There is some good news. Of the seven carries given to Murray and Harris, only two turned into touchdowns. Harris got blown up a few times, and so did Murray. Perhaps these ineffective rushes will lead to a chance for Cook, but for now, he’s a between-the-twenties, dynamic pass-catching back. Still solid, but he needs consistent goal line usage to convert touchdowns and level up.
Conclusion: James Cook is awesome, but not being used anywhere near the goal line.
Kenneth Walker III is the Clear RB1
Seattle invested a lot of draft capital into Zach Charbonnet, but it’s clear after two weeks that they prefer Walker. Walker is a much more dynamic running back, so this makes sense to me, the outside observer (but then again, I never would have spent a Round 2 draft pick on a running back a year after drafting Walker). Walker’s playing time and opportunities far exceed Charbonnet’s (17 to four carries; two targets each). The Seahawks may be bringing Charbonnet along slowly, as have many other NFL teams, including the Lions with Jahmyr Gibbs, but for now, Walker is the only running back you can start for fantasy.
Conclusion: Charbonnet is a drop candidate.
Zack Moss Plays the Entire Game
Zack Moss 98%
Other than one snap, Zack Moss played the entire game at running back for the Indianapolis Colts. The Colts did not play another running back in the game; the one snap that didn’t feature Zack Moss on the field was an empty set. That’s crazy usage for any running back.
Moss was pretty good. He received 18 carries in 56 snaps and saw four targets. His efficiency numbers were okay too – 88 rushing yards and a touchdown with four receptions for 19 yards. Jonathan Taylor will remain on IR until at least Week 5, so if you have Moss you can clearly play him for the next two weeks. Deon Jackson is firmly in the doghouse after fumbling twice last week.
Joshua Kelley Unimpressive in Featured Role
Joshua Kelley 79%
The Chargers gave Kelley every chance to succeed, but he could not deliver. Elijah Dotson and Isaiah Spiller played only 13 of 68 RB snaps, and Kelley received 13 of 18 RB carries. He was terrible only gaining 39 yards on those 13 carries. Seeing his mediocre performance, the Chargers more or less abandoned the run in an effort to beat Tennesee.
Tennessee is known for having a solid front line.
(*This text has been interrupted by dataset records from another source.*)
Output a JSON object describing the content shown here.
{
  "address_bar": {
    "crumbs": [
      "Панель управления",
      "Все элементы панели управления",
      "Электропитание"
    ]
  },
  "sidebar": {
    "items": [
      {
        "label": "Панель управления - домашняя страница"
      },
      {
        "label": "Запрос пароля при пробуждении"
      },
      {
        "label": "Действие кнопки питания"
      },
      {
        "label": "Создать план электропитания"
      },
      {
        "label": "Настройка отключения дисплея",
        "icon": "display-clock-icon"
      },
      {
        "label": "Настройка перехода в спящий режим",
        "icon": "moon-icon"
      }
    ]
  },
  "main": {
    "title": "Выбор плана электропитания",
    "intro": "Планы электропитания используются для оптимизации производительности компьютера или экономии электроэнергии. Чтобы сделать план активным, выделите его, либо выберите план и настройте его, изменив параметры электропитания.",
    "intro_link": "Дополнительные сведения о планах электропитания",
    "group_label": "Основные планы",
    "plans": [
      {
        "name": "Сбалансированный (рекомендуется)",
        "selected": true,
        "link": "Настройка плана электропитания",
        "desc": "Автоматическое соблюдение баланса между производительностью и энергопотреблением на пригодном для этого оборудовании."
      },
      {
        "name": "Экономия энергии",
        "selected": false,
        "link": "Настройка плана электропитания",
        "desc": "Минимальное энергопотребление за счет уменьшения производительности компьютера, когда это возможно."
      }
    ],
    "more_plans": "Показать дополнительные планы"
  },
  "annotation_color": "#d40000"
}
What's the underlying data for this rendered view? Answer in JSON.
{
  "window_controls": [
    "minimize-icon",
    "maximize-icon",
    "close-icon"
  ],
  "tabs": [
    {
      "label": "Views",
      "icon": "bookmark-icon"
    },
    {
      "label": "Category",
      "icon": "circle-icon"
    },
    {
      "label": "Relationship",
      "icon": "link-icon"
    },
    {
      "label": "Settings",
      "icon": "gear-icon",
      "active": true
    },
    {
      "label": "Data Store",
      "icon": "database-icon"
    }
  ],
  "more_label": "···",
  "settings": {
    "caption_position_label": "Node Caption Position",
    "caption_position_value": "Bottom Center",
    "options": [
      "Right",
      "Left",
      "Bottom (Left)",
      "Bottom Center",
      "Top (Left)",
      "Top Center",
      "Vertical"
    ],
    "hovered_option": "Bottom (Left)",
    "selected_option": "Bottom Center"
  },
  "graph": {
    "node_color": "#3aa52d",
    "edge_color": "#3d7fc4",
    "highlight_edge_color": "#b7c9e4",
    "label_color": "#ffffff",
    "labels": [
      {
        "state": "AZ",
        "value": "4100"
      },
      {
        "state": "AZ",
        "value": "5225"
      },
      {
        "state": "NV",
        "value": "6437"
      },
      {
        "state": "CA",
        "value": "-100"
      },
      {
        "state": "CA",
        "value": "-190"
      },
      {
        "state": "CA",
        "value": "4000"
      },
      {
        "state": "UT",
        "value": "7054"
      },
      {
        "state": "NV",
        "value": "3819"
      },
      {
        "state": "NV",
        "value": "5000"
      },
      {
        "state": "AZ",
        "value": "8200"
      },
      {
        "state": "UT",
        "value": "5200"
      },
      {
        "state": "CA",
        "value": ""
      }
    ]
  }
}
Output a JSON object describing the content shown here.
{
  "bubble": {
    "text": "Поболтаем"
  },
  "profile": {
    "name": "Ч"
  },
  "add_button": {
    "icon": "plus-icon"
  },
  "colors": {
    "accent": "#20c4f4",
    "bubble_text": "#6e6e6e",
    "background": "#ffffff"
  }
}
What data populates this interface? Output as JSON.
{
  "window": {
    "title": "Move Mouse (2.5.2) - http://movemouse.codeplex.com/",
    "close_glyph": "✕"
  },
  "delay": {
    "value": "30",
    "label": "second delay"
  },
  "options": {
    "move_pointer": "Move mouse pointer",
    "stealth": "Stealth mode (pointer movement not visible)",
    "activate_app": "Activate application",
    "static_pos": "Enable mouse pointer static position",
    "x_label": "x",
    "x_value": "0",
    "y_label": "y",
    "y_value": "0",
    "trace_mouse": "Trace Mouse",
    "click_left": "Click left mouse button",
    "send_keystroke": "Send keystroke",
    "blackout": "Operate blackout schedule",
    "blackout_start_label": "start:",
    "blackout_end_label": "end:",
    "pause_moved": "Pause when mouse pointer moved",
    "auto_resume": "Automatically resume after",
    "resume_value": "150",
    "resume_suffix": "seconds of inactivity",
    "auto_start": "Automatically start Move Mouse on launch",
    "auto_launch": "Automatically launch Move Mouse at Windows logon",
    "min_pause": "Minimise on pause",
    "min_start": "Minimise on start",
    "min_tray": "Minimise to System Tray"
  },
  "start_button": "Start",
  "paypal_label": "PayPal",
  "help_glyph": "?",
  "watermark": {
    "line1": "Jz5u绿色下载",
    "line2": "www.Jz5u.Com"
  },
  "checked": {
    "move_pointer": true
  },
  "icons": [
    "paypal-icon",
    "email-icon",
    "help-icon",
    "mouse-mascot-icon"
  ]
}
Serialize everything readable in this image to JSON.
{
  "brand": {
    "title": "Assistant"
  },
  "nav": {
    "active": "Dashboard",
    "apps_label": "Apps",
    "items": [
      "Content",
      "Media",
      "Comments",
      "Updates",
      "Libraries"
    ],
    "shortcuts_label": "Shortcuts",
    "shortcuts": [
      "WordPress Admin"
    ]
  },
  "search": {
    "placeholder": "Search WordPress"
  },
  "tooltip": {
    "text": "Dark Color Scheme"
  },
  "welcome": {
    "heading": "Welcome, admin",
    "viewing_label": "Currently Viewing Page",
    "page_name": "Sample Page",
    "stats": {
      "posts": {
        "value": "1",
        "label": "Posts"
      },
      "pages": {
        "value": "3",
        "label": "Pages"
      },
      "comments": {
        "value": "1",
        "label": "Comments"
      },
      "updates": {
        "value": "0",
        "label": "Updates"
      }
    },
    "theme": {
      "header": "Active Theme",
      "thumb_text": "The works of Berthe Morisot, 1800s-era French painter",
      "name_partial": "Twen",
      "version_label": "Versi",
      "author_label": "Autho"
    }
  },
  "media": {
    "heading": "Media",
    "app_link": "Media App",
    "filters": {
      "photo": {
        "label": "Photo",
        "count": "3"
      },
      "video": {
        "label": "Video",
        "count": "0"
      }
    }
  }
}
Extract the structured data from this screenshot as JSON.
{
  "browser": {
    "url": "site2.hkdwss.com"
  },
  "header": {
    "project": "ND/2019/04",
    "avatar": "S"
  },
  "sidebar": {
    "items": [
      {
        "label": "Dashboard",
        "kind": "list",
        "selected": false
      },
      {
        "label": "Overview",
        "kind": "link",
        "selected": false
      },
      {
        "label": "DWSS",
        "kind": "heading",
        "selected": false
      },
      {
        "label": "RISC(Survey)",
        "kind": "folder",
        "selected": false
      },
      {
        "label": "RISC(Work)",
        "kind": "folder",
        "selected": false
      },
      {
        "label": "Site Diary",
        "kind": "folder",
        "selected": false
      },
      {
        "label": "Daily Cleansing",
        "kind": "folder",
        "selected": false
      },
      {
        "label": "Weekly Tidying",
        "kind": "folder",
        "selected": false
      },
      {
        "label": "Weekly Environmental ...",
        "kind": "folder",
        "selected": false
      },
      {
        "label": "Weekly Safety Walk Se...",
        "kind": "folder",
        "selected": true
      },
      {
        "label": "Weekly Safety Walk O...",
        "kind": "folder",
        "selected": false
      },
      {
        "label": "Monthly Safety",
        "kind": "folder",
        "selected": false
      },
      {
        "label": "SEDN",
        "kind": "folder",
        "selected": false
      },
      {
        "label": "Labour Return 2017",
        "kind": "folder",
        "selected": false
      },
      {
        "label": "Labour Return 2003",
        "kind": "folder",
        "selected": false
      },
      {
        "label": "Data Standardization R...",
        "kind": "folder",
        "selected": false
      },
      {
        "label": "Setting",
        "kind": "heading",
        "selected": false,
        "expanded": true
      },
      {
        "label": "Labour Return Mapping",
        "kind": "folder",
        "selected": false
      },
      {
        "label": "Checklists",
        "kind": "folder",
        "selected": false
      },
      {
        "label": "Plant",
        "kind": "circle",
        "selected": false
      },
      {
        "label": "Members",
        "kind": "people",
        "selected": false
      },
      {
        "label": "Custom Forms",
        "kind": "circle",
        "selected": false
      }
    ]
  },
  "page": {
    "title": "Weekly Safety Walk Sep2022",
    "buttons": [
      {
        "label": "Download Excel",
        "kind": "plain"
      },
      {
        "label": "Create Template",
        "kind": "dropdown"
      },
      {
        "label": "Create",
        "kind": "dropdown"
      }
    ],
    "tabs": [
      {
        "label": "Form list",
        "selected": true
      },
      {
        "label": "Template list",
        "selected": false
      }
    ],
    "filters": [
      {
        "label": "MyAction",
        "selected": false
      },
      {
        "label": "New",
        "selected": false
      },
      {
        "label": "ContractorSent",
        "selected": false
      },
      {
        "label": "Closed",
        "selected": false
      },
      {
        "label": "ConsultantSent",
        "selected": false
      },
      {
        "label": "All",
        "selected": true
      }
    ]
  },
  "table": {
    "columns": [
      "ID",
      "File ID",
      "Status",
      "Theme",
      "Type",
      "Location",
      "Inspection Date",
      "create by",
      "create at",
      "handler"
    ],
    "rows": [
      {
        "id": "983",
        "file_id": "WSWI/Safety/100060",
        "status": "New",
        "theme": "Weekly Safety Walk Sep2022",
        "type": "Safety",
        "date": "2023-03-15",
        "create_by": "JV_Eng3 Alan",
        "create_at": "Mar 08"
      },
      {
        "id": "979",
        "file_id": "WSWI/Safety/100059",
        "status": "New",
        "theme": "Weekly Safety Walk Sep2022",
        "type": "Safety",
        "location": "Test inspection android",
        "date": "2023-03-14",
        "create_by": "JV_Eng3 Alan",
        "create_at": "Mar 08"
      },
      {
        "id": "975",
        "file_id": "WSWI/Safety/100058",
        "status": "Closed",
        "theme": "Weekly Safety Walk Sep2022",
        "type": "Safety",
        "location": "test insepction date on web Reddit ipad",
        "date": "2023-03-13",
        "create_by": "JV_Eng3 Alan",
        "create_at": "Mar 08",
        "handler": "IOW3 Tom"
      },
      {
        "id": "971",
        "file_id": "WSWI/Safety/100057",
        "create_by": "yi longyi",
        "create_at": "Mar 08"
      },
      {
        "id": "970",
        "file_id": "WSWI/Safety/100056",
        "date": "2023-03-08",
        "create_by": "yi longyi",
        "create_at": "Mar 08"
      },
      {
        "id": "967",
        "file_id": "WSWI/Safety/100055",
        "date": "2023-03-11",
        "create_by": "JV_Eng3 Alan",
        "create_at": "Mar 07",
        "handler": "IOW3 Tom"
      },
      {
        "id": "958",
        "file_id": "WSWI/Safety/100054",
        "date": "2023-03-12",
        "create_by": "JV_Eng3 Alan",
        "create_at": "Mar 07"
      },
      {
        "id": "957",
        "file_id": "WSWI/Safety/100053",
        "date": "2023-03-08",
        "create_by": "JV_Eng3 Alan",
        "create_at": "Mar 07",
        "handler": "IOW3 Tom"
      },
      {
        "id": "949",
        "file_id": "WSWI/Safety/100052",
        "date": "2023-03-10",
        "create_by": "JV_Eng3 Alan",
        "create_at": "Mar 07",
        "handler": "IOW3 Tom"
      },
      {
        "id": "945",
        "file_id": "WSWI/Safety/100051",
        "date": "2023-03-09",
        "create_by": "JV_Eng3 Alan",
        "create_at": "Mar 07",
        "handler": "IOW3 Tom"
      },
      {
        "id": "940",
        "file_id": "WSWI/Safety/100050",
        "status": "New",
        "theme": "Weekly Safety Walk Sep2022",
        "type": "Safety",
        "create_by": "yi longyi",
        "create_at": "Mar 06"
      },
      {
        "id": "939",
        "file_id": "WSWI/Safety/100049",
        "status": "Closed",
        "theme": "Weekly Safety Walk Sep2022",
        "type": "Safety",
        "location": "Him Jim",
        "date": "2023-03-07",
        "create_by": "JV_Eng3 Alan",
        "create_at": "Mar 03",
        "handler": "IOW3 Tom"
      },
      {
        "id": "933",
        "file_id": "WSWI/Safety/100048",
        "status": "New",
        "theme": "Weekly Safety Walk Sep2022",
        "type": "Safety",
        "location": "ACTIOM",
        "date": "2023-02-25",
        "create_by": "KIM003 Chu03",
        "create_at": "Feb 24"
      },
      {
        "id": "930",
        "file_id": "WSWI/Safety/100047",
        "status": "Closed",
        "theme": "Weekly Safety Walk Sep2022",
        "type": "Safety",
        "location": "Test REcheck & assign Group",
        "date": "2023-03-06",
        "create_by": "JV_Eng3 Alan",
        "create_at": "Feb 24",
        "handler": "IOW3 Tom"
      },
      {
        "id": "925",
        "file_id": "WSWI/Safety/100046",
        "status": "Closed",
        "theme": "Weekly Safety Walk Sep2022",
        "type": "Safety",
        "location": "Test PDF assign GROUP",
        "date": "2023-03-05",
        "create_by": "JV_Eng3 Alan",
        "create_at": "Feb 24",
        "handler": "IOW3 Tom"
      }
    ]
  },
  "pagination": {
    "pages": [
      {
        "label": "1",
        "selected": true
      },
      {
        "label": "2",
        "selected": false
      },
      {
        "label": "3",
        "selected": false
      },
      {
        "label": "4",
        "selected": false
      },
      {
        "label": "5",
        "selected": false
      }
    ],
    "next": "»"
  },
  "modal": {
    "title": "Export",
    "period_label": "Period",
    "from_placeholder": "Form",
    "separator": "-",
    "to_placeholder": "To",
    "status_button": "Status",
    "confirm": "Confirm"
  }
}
A lot of fantasy experts warned that this was a trap game for Kelley given the strong defense Los Angeles was facing. Perhaps Kelley’s performance can be explained by the run defense simply overmatching the run offense of Los Angeles. But I kind of think that Kelley just proved that he’s just a guy. He brings none of the dynamic talent that Austin Ekeler has. For example, he only saw one target, and he didn’t catch it. Instead, the Chargers relied hard on Keenan Allen, and even mixed in some WR run plays to keep the defense honest.
We don’t know how long exactly Ekeler will remain sidelined, but I’d be dropping Kelley if Ekeler is on track to play.
Conclusion: Move on from Kelley, if possible.
Kyren Williams Dominant
We got the word that Cam Akers was a healthy scratch for this game, making time a flat circle. Just like last year, Akers apparently has attitude issues or something, who knows? The point is, it *seems* like Akers’ days in L.A. are numbered (something we said last year…), and the post-Akers world is dominated by Kyren Williams.
If you got Kyren off waivers last week, congratulations. 95% of snaps is a massive number, but he also was the only running back to receive a carry (14 total), and, most impressively, he earned ten targets. Williams looks like this year’s waiver wire darling. If he’s still somehow on your waivers, spend up big.
Conclusion: Get Kyren Williams if he’s still available.